En este sentido, la STS 1853/2001 señala que ' la pretendida concurrencia de culpas, cuando existe, tiene su incidencia en el orden civil de la responsabilidad, pero rara vez en el orden penal, ya que cada uno de los culpables concurrentes han de ser juzgados por separado según su participación en el hecho y su nivel de responsabilidad.'En todo caso y ciñéndonos a lo aquí enjuiciado no se aprecia de modo alguno la existencia de culpa de la víctima, ni, por consecuencia, la disminución de responsabilidad del acusado, ya que no se puede hacer depender, ni en todo ni en parte, su evidente falta de cuidado de la posible diligencia que podría haber hecho el obrero para evitar el accidente, pues el cuidado debido le venía impuesto ope legis a él sólo por las propias normas de protección laboral' (en similar sentido, SSAP Madrid, sec 15ª, 26.4.2004 y Navarra Sección 3ª de 26.3.09 ). En definitiva, en esta línea de razonamiento rigurosamente exigente en el cumplimiento de las obligaciones del empresario en materia de seguridad en el trabajo, incluso en previsión de eventuales descuidos del trabajador , (...), no puede concluirse que, frente a omisiones de normas de seguridad tan elementales sobre planificación y equipos, como las que han quedado descritas, el resultado fuera otra cosa que la realización del concreto peligro creado con estas omisiones, no siendo, desde luego, fruto de una negligencia decisiva de la víctima, que no ha de afectar, tampoco, a la gravedad de la imprudencia, por lo que no procede la degradación del resultado a la calificación pretendida.
III.- A modo de conclusión: los hechos que se declaran probados son constitutivos de un delito contra la seguridad de los trabajadores por imprudencia grave ( arts. 316 y 317 CP ), en concurso ideal (el resultado producido -lesiones del trabajador- constituye sólo uno de los posibles resultados de la conducta omisiva ya que en esa misma situación de peligro se encontraban trabajando más personas) con un delito de lesiones por imprudencia grave ( arts. 152.1 , 2 y 3 del CP ), resultando responsable en concepto de autor el acusado D. Jose Luis (arts. 318 y 28).
QUINTO.- Atenuante de dilaciones indebidas.-
1.- La parte apelante vuelve a insistir en la necesidad de aplicación al caso de la atenuante de dilaciones indebidas.
En el acto del plenario, la defensa alegó la circunstancia atenuante analógica de dilaciones indebidas limitándose a afirmar que la pendencia del procedimiento había supuesto un perjuicio para su cliente. En ningún momento determinó los periodos de inactividad no imputables a la actuación de las partes que, en su caso, podrían integrar la dilación indebida ni tampoco especificó cuáles eran los momentos procesales de paralización injustificada del procedimiento.
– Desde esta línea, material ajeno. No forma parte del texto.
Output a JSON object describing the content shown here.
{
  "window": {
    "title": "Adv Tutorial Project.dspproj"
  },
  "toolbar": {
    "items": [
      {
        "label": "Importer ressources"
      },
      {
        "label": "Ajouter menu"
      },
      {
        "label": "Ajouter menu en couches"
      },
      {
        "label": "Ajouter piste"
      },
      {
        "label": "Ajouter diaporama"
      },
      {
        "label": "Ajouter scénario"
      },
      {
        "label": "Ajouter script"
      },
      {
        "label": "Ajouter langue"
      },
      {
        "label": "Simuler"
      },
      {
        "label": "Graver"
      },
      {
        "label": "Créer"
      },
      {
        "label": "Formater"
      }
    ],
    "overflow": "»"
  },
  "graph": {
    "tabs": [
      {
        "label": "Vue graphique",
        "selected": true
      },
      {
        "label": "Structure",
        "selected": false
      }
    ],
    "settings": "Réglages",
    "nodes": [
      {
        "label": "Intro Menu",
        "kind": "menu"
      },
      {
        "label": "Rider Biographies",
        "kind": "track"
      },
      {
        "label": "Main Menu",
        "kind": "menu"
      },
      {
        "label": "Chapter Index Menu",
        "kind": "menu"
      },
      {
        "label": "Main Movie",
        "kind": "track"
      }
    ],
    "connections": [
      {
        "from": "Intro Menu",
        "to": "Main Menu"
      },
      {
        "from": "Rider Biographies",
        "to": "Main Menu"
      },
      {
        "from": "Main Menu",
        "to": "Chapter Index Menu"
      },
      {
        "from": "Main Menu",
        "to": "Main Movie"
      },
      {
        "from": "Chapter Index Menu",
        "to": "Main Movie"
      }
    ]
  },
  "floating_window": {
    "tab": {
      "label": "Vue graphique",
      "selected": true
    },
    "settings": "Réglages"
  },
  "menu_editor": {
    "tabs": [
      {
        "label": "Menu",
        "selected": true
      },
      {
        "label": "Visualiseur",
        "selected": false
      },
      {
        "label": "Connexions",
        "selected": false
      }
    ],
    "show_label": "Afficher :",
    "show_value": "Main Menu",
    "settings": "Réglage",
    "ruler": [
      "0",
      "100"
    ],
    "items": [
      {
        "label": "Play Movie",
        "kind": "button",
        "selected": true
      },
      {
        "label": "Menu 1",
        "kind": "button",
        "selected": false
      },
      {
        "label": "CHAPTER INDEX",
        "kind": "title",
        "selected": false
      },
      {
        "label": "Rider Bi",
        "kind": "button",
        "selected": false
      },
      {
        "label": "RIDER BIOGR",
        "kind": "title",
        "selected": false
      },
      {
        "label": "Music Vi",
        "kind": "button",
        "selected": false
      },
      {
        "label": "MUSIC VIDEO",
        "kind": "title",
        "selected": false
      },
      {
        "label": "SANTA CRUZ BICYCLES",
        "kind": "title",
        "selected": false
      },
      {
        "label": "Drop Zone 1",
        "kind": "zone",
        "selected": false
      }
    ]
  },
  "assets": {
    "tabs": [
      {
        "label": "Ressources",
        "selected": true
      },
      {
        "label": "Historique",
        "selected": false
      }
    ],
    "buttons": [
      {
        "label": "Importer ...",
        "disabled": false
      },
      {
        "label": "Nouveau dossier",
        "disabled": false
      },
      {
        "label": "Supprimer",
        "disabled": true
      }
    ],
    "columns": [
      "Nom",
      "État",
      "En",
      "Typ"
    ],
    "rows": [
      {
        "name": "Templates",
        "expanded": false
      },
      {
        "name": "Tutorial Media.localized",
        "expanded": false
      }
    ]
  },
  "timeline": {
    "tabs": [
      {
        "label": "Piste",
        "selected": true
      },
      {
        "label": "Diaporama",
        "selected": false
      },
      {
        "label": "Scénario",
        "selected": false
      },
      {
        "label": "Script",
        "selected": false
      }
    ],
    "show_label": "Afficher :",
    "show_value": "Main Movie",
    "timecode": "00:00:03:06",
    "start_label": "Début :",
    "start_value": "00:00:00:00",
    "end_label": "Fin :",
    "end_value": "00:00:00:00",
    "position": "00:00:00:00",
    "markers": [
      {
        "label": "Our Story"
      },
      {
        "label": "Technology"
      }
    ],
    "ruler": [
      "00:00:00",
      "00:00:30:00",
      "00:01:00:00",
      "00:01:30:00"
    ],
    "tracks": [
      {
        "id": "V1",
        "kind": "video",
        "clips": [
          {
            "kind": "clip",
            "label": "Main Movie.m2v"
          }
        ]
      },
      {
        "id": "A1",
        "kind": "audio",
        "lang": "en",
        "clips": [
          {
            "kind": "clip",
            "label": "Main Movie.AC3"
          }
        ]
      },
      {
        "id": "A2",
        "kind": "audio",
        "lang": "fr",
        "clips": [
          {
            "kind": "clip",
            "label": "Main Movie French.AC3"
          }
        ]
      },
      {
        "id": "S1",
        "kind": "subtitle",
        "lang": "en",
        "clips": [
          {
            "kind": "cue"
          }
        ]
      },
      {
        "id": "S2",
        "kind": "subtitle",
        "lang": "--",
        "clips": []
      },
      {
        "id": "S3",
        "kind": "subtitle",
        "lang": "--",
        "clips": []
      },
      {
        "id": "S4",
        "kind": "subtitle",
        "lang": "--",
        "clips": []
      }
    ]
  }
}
Además, el actual artículo 21.6 del C.P . (incorporando la doctrina jurisprudencial que ya existía al respecto) exige que la dilación no solo sea indebida sino extraordinaria, circunstancia que tampoco ha justificado la defensa en modo alguno puesto que ni siquiera señaló los plazos, no ya extraordinarios (puesto que alegó la atenuante como analógica) , sino al menos llamativos de paralización de la causa.
2.- Hechas estas matizaciones generales, conviene recordar que los delitos contra los derechos de los trabajadores con resultados lesivos como el que nos ocupa, son causas de especial complejidad y que, habitualmente, requieren de una instrucción prolongada.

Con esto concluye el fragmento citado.